Pydantic Interface for Evolutionary Algorithms
DESDEO implements many different evolutionary algorithm (EA) components (generators, genetic operators, etc.) and templates in which to use them, as explained in Evolutionary Algorithms in DESDEO. These components and templates can be used directly from Python code, as shown in the Using Evolutionary Algorithms in DESDEO (Functional) guide.
However, that approach may be cumbersome for certain use-cases, such as when using DESDEO from a web application or when configuring an optimization run from a configuration file or running DESDEO from other programming languages. To facilitate these use-cases, DESDEO provides a Pydantic-based (or JSON-schema-based) interface for configuring and running evolutionary algorithms. This interface allows users to define their optimization problems, algorithms, and parameters in a structured way, which can then be easily serialized to and from JSON or other formats.

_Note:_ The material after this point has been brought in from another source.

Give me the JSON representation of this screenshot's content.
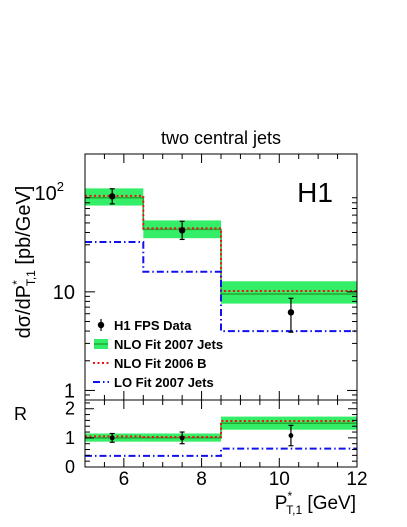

Essentially, the entire configuration of an evolutionary algorithm run can be represented as a Pydantic/JSON model, which can be validated and parsed by DESDEO. This makes it easier to set up and run optimization tasks without needing to write extensive Python code. For example, NSGA-III is represented as:
{
"preference": null,
"template": {
"crossover": {
"name": "SimulatedBinaryCrossover",
"xover_probability": 0.5,
"xover_distribution": 30.0
},
"mutation": {
"name": "BoundedPolynomialMutation",
"mutation_probability": null,
"distribution_index": 20.0
},
"selection": {
"name": "NSGA3Selector",
"reference_vector_options": {
... // Options hidden for brevity
},
"invert_reference_vectors": false
},
"termination": {
"name": "MaxGenerationsTerminator",
"max_generations": 100
},
"generator": {
"n_points": 100,
"name": "LHSGenerator"
},
"repair": {
"name": "NoRepair"
},
"use_archive": true,
"seed": 42,
"verbosity": 2,
"algorithm_name": "NSGA3",
"name": "Template1"
}
}
The above JSON snippet represents the configuration for an NSGA-III algorithm, including its genetic operators, selection method, termination criteria, and other parameters. Users can modify these parameters as needed and run the optimization from this configuration. The schema for these configurations is defined by the Pydantic model EMOOptions and can be exported to JSON Schema by calling the EMOOptions.model_json_schema() method.
Examples of using this Pydantic interface can be found in the Using Evolutionary Algorithms in DESDEO (Pydantic Interface) guide.